Com o tempo, Everaldo conheceu seu Sérgio Adão, que também frequenta a igreja. A filha de Sérgio, Marlene, acabou se tornando a nova paixão de Everaldo. “Ah quando eu a vi pela primeira vez, gostei e depois de um tempo, como o pai dela fazia muito gosto e era muito meu amigo, a gente acabou casando, desta vez, de papel passado. Já tem 14 anos e é pra vida toda”.
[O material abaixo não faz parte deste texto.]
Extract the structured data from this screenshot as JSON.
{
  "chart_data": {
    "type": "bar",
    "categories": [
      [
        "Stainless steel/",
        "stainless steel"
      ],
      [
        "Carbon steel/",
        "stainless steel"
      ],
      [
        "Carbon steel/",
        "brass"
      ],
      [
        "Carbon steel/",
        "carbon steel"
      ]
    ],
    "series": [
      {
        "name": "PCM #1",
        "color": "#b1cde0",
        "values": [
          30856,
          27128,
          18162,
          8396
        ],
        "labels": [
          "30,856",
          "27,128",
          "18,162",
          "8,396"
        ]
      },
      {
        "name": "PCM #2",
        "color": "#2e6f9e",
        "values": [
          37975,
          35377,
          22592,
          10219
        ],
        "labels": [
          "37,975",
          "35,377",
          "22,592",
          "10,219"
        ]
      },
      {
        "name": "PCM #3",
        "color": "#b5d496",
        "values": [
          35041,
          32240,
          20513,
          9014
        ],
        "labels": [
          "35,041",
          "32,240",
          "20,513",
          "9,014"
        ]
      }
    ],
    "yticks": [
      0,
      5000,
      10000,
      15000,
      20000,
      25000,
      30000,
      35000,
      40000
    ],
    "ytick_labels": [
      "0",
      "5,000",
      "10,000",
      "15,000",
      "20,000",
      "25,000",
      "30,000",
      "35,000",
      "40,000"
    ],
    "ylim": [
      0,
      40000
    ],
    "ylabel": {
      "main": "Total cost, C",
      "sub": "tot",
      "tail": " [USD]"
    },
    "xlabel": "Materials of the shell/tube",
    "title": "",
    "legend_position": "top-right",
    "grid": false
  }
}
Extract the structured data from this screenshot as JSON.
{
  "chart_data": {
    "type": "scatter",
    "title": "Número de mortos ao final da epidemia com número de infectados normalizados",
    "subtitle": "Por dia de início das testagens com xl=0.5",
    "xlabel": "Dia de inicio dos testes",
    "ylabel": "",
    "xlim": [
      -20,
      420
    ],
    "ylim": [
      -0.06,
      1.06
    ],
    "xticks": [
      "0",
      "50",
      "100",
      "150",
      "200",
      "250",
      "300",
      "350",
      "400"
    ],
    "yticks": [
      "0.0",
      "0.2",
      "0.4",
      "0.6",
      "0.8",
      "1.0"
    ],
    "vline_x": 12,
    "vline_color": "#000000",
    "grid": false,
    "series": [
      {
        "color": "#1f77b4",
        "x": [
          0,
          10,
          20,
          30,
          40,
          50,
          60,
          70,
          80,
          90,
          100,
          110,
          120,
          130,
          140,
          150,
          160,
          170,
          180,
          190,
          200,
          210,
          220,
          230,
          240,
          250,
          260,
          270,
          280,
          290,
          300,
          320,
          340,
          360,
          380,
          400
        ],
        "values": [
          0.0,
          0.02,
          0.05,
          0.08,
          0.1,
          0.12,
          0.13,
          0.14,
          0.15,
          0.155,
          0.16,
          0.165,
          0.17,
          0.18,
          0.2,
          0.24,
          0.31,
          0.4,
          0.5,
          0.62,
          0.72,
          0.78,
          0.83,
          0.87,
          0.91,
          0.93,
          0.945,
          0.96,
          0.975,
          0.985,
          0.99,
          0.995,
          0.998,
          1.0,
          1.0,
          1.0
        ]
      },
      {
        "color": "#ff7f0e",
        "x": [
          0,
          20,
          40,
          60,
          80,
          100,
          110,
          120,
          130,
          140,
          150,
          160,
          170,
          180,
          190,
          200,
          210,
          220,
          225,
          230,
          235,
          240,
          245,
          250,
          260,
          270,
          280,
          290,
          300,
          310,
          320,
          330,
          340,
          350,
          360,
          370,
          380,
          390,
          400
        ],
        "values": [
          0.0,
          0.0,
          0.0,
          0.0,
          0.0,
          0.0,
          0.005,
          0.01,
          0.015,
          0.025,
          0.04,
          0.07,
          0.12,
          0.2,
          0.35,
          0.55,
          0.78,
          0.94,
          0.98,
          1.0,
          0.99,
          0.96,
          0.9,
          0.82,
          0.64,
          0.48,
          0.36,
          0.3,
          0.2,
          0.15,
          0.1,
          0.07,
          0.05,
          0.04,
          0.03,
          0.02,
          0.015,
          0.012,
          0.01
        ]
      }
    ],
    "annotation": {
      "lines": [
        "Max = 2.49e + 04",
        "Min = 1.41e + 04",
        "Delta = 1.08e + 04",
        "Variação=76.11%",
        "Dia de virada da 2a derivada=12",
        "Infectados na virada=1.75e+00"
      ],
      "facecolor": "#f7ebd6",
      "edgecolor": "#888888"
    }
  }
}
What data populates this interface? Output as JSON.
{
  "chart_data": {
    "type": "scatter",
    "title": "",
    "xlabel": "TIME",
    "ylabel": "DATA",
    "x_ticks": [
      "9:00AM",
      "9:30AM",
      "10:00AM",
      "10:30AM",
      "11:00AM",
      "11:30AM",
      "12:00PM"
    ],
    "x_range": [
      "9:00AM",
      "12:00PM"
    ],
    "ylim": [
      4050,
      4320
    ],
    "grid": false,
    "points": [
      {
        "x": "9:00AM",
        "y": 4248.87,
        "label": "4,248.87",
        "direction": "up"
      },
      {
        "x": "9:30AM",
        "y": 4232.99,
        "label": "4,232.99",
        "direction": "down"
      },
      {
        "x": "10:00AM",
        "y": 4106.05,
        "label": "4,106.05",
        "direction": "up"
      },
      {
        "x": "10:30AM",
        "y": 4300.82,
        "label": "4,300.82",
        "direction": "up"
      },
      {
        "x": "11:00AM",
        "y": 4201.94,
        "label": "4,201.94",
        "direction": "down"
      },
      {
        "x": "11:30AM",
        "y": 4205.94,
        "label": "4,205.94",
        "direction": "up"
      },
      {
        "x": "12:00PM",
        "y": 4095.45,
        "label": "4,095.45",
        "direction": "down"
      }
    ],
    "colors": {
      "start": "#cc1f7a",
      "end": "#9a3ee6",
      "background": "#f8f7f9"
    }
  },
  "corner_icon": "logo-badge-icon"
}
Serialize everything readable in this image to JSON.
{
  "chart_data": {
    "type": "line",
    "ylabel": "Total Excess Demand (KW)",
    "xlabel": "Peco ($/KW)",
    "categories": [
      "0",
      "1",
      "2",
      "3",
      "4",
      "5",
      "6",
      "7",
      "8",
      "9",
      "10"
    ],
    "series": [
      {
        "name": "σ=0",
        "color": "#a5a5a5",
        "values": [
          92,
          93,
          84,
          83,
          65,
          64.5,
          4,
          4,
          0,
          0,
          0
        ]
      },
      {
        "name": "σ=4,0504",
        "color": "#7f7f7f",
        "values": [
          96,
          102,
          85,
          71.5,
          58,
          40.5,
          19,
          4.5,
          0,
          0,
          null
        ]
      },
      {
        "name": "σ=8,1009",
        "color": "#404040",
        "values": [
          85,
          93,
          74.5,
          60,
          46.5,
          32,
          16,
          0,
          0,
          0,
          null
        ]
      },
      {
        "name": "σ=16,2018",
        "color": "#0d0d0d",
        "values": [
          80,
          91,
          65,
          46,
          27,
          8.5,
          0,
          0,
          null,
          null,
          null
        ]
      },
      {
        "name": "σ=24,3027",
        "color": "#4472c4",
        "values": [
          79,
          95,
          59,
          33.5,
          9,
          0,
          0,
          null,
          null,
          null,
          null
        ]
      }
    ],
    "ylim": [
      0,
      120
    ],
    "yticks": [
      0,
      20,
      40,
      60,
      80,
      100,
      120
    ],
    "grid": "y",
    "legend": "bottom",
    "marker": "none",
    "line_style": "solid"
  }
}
A casa de Sérgio Adão, 73 anos, fica há duas quadradas de onde mora a filha. O casebre de madeira fica entre dois pontos comerciais e tem cinco cômodos e uma área. Com telhas de zinco, cerca de madeira e beijo-de-estudante plantados na frente, a casa representa a arquitetura de grande parte das moradias na Avenida Melvin Jones. Na sala, em um sofá de tecido azul surrado e poído, um senhor de cabelos brancos, bigodudo e de pequena estatura fala sem parar. Carioca, seu Sérgio, conta histórias de aventuras sem limites, algumas que incorporou de relatos ouvidos, dos quais ele se coloca sempre como o protagonista. “O Everaldo eu conheci quando trabalhou comigo numa firma. Gostei dele porque era muito esforçado, quando muitos que têm o problema que ele tem iriam querer viver às custas do governo. O rapaz começou a ir na igreja a meu convite e depois passou a freqüentar minha casa e se enamorou da minha filha mais nova. A menina gostou dele e os dois acabaram casando. Dizem que sogro e genro é tudo é birrento um com o outro mas a gente se dá bem, porque tem o temor e o amor de Deus no meio, né?”, conta o aposentado.
Acaba o trabalho matutino, o estômago aponta que é meio-dia, hora do almoço. Everaldo vai para a loja e, em seguida, para sua casa. Depois de almoçar arroz, feijão, quiabo comprado na feira da avenida e carne moída, ele descansa enquanto ouve os principais acontecimentos da cidade pelo rádio. Depois, o homem volta à sua rotina sob a bicicleta em seu malabarismo diário de equilibrar-se com apenas uma perna.
Aos finais de semana, sua distração é a igreja. Mas, como é segunda-feira, Everaldo volta para casa depois de um dia cansativo, de muitas cobranças e pouco dinheiro em caixa. A noite é para descansar. Ele assiste TV com a mulher e as filhas. “O programa que ele mais gosta é jornal, pode ser da Globo ou do SBT, tanto faz, aliás ele gosta dos dois e nem deixa a gente ver a novela”, reclama a mulher. Com pulso firme, ele retruca: “Novela não edifica, não trás nada de bom pra gente, o bom mesmo é ver o jornal e saber o que está acontecendo”.
Quando o atrativo da TV não prende mais a atenção, Everaldo vai dormir. Para recomeçar no dia seguinte, quando as bicicletas vão acordá-lo outra vez.
Obs: Esse é um trabalho acadêmico produzido em 2008 e não remete totalmente a realidade atual. Se for utilizar favor citar a fonte e a autoria.